2019年は終わりましたが、量子コンピュータを完全に実現するための探究は続いています。2つのコンピュータチップ間の量子テレポーテーションが初めて実証されたことが昨年末に発表されました。
この成功の意味するところは、簡単に言うと、2つのコンピュータチップの間で、物理的な電子接続によるのではなく、量子もつれを通して情報が伝わったということです。これは、量子物理学の原理を用いて、隙間を超え、2つの粒子をリンクさせることによって実現しました。
量子もつれ(アインシュタインが「不気味な遠隔作用」と呼んだことがよく知られている現象と同じもの)に関しては、まだ、全てが理解されているわけではなりませんが、今のところ、厳密に制御された実験室という環境に限定された実験結果ではあるものの、コンピュータ・チップ間で情報を送るために量子もつれを使うことができたのは意義深いことです。
「実験室で2つのチップ間に質の高いもつれのつながりが発生することを実証できました。この実験では両方のチップの光子が同じ単一量子状態を示していたのです」と英ブリストル大学の量子物理学者ダン・ルーウェリン氏は説明しています。
「そうして、それぞれのチップはもつれを活用する様々な実演を行うように完全にプログラムされました」
仮説上は、量子もつれはどのような距離においても作用することができます。2つの粒子は密接につながり合っているので、たとえ、どこにあろうと(この実験の場合は別々のチップ上)、一方を見ればもう一方について、何かしらがわかるということを意味しています。
このような実験結果を得るために研究チームが行ったのは、もつれた光子のペアを発生させ、確実に妨害を低く抑えて高い正確性を保つように量子情報をコード化することです。最大4量子ビット(古典コンピュータのビットに相当する量子コンピュータの情報の基本単位)のもつれができました。
「最も重要な実演は2つのチップ間のテレポーテーションでした。粒子の個別の量子状態は、量子測定が行われた後、2つのチップの間の隔たりを超えて伝わりました」とルーウェリン氏。
「この測定は量子物理学の不可解なふるまいを活用します。もつれのつながりを崩壊させるのと同時に受信側のチップ上に既にある別の粒子に量子状態を転送します」
こうして、ほぼすべての情報が正確に伝えられ、記録されたことに見られるように複製忠実度が91%に達する実験を行うことができました。
量子もつれの作用の仕方についての理解は進んでいるものの、現時点では制御することは困難です。ノートパソコンにインストールするようなわけにはいきません。機能させるためには高価な大型の科学機器が必要となります。
しかし、今回の結果のような実験室での前進が、いつの日にか、誰にとっても役立つことのできるコンピュータに発展する最初の一歩になるかもしれないという希望が持てます。
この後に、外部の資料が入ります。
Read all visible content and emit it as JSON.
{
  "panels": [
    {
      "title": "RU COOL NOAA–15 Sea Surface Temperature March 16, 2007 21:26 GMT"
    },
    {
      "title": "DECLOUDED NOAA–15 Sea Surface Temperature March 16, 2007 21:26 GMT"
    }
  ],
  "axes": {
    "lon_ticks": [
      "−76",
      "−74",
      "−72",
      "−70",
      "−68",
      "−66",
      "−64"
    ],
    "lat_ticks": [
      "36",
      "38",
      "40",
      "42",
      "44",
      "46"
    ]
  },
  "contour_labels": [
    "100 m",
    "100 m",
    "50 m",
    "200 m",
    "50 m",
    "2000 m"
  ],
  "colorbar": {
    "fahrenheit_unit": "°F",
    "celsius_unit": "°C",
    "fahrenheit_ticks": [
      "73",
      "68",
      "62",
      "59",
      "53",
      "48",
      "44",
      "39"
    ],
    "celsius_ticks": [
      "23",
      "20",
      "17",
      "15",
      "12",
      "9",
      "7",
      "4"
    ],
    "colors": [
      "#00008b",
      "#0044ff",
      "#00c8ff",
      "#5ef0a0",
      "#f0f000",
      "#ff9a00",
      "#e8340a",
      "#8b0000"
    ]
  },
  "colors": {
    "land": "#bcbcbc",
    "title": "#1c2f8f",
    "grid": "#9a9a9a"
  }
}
たとえば、非常に強力な処理能力やハッキングに対する防御装置を内蔵する、次のレベルのインターネットといったものです。
この研究では、研究者たちが高いレベルで実験を制御することができた上に、データ喪失が少なく、テレポーテーションの安定性が高かったことは追跡調査が前途有望である兆しと言えるでしょう。
また、現代のコンピュータに使われているシリコンチップ(Siチップ)の技術やチップを製作するために使われる相補型金属酸化膜半導体(CMOS)の技術を発展させるために量子物理学を使う取り組みに弾みをつける研究にもなります。
「将来は、量子光通信の装置と古典的な電子制御装置をひとつのシリコンチップに統合することが、完全にマイクロチップを基盤としてCMOSと互換性のある量子通信と情報処理ネットワークへの扉を開くと思われます」と中国北京大学の量子物理学者であるジアンウェイ・ワング氏は述べています。